20週目に入るころ、ボクたちは久しぶりに不妊クリニックを訪れました。卒業の日には会うことができなかった、あの不妊カウンセラーさんに会うためでした。
奥さんのおなかはすっかり妊婦らしくなってきていたので、無遠慮にクリニックに入ることはできない。奥さんはいかにもマタニティーウェアではない、ブカブカのワンピースを選んで、おなかの前に大きなバッグを抱えて、鏡の前でおなかが目立たないことを何度も確認していました。
クリニックに着いて、面談用の個室でお話ししました。
ココちゃん、おねえちゃんになるんだね。これからは4人家族だね。
そう言ってもらえたことが、なにより嬉しかった。
ココが亡くなって半年後に再び不妊治療に挑む決心をした時、それをココはどう思うんだろうという気持ちは、正直ありました。ココのいない空白を埋めたいわけじゃないと考えることが、何か言い訳がましいような気がしていました。

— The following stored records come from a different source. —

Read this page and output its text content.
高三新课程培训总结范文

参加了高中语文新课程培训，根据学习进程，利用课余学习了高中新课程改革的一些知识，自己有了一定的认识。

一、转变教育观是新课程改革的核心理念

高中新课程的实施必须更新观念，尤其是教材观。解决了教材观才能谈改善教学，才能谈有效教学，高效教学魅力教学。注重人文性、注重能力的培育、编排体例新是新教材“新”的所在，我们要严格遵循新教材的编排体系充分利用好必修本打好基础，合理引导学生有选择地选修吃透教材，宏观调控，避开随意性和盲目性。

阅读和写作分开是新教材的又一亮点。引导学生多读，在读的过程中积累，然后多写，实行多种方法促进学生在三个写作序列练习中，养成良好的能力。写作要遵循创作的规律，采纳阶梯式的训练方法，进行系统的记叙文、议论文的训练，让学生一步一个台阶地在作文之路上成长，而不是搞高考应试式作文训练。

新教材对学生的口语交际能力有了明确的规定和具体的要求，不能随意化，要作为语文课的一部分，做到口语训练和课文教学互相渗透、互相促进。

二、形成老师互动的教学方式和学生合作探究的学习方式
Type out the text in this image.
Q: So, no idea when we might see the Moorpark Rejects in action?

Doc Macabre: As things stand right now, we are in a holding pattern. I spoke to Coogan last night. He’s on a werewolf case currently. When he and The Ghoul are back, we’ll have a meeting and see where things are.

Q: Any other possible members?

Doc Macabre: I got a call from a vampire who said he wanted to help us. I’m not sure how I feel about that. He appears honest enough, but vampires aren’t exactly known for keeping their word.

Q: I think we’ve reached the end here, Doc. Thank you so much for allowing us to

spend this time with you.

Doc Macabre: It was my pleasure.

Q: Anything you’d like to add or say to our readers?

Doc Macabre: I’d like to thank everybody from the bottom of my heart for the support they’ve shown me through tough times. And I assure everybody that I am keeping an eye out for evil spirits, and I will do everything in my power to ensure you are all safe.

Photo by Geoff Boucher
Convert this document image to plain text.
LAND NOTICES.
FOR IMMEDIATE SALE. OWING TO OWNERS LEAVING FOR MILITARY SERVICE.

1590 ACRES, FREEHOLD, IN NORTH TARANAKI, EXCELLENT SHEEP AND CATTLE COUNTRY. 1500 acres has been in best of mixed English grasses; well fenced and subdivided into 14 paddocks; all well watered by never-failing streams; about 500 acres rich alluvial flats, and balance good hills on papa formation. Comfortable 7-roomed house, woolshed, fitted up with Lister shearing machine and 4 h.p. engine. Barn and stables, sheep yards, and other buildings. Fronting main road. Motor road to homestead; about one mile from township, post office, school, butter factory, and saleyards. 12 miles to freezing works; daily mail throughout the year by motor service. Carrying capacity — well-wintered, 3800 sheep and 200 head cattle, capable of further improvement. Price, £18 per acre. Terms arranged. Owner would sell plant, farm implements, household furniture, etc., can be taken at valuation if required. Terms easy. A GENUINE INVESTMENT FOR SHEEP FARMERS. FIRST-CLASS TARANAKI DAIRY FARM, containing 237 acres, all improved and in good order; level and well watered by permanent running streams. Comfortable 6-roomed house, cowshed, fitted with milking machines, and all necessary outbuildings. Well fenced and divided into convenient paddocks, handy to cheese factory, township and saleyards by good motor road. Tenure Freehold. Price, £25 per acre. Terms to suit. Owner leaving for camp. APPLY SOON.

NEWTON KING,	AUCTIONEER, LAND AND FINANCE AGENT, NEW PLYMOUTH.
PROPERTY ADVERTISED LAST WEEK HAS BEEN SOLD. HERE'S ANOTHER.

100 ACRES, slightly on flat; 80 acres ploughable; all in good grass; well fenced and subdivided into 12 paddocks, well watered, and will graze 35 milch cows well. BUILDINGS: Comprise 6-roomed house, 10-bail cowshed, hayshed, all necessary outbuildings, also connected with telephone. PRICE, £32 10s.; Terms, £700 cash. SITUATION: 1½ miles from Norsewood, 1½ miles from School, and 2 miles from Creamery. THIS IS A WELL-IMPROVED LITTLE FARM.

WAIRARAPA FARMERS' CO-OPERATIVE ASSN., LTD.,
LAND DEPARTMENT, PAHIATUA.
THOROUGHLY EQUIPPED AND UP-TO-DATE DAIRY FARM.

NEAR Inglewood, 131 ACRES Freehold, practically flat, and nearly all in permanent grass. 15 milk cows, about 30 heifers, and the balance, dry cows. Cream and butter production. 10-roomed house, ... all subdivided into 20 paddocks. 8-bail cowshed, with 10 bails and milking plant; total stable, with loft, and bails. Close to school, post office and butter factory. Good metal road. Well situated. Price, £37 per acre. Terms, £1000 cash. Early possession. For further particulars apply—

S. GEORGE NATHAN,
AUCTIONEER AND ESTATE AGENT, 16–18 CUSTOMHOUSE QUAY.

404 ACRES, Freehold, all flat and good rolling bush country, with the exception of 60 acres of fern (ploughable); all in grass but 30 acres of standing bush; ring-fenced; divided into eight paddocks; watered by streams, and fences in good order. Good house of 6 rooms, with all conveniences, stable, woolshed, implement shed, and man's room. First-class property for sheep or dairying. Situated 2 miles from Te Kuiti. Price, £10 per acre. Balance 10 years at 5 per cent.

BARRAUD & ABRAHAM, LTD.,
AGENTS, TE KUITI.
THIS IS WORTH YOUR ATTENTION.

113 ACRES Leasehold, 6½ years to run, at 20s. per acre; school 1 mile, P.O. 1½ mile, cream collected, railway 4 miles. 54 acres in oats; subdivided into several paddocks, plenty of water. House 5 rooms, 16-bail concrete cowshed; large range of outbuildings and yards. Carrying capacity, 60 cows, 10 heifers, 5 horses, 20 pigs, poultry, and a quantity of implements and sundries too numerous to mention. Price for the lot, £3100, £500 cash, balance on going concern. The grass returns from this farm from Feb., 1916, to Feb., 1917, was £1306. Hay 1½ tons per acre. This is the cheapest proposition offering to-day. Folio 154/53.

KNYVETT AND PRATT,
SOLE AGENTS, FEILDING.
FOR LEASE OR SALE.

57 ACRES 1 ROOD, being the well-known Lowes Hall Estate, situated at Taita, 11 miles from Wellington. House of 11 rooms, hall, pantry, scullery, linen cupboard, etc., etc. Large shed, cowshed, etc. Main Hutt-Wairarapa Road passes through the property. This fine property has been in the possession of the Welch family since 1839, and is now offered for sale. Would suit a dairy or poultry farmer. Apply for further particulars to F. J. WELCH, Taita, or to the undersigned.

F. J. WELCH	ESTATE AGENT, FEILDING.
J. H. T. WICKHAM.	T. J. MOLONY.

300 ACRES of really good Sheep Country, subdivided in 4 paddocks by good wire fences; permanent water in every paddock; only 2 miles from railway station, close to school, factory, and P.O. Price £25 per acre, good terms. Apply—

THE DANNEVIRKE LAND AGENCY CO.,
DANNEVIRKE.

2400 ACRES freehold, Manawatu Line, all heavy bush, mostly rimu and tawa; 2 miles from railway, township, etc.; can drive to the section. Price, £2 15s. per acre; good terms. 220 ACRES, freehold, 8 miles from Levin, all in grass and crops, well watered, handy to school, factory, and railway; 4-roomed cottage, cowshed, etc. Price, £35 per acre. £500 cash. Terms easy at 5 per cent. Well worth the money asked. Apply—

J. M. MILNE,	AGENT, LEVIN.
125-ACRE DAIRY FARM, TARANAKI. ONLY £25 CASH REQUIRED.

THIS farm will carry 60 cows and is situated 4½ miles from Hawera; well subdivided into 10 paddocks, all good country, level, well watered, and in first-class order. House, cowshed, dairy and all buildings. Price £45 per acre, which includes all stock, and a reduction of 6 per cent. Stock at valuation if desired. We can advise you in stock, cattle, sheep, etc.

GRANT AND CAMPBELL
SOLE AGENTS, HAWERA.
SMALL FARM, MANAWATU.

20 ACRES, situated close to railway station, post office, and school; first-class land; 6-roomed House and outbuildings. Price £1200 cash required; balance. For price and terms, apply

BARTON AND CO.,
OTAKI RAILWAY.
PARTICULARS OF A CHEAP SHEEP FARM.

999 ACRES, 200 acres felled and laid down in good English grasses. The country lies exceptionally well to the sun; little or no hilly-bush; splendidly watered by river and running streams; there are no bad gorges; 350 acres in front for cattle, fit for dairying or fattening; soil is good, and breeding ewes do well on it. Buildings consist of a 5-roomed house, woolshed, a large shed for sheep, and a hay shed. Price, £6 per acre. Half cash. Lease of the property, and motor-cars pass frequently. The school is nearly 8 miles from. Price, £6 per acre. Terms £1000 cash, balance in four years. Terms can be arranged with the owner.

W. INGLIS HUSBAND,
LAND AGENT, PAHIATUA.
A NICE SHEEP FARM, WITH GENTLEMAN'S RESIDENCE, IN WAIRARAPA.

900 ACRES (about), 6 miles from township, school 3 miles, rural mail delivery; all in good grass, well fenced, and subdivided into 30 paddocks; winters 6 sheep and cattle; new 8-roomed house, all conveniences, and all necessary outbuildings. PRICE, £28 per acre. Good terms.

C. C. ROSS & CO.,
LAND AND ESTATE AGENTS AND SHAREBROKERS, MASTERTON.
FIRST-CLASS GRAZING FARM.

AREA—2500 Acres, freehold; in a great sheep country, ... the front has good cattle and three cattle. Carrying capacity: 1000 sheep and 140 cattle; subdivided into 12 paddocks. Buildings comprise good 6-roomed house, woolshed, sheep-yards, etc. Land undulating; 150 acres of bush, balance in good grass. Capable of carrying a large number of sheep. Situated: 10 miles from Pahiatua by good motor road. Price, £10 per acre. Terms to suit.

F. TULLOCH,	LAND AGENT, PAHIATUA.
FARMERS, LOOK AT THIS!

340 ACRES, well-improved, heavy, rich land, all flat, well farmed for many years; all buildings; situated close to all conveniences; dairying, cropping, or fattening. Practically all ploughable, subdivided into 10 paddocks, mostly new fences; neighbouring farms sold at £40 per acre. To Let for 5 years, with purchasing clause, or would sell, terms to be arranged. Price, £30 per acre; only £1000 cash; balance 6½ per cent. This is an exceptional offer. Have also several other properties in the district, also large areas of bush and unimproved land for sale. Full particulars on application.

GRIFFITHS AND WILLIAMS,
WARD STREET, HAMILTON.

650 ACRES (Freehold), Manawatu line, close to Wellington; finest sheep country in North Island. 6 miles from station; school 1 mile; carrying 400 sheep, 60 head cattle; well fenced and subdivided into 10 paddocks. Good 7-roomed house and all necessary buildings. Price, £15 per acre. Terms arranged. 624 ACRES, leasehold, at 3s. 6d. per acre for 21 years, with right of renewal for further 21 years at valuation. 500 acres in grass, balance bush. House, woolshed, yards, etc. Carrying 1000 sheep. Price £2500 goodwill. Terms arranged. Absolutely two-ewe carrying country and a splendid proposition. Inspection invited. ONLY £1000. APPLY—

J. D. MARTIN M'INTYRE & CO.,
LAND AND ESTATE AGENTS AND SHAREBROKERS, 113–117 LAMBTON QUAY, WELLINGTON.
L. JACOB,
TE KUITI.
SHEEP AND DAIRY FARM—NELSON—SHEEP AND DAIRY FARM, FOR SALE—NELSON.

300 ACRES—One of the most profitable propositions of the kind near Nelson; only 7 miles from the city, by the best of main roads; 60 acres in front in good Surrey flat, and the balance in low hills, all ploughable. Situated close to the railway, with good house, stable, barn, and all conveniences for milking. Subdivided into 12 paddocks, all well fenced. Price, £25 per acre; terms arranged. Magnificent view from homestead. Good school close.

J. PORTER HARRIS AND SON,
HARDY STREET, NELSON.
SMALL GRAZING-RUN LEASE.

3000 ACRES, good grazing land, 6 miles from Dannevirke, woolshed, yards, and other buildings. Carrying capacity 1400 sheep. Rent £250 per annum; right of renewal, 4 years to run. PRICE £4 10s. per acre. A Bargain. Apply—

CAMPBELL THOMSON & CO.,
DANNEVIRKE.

でもその複雑な気持ちは、時間をかけてココと向き合うことで少しずつほぐれていった。さらに半年後の体外受精の時には、ボクたちはとても穏やかに、こう思っていました。
ココに弟妹を作ってやりたい、と。
べべはココの替わりじゃない。
ベベを待ち望むことは、ココがいない時間を終わらせることじゃない。
可愛いわが子に兄弟を作ってやりたいと思うことは、どんな親でも変わらない。
ごく普通に子どもを授かった人でも、不妊治療でも、死産でも。
自然にそう思えるようになったことは、ボクたちがココのことをわが子として、べべにとっての大切なお姉ちゃんとして、変わることのない家族の一員として、ちゃんと自分たちの心の中に迎え入れることができたということなのかもしれません。
べべが少し大きくなったら、ココのぬいぐるみやお仏壇にいたずらをしたがるかもしれない。その時はべべのことを、本気で一番怒ってやろうと思います。そんなこと、絶対にしちゃいけない。目には見えない小さなお姉ちゃんのことは、ボクたちみんなで大切に大切に守り抜かなくちゃいけない。べべには、しっかりそう教えてやろうと思います。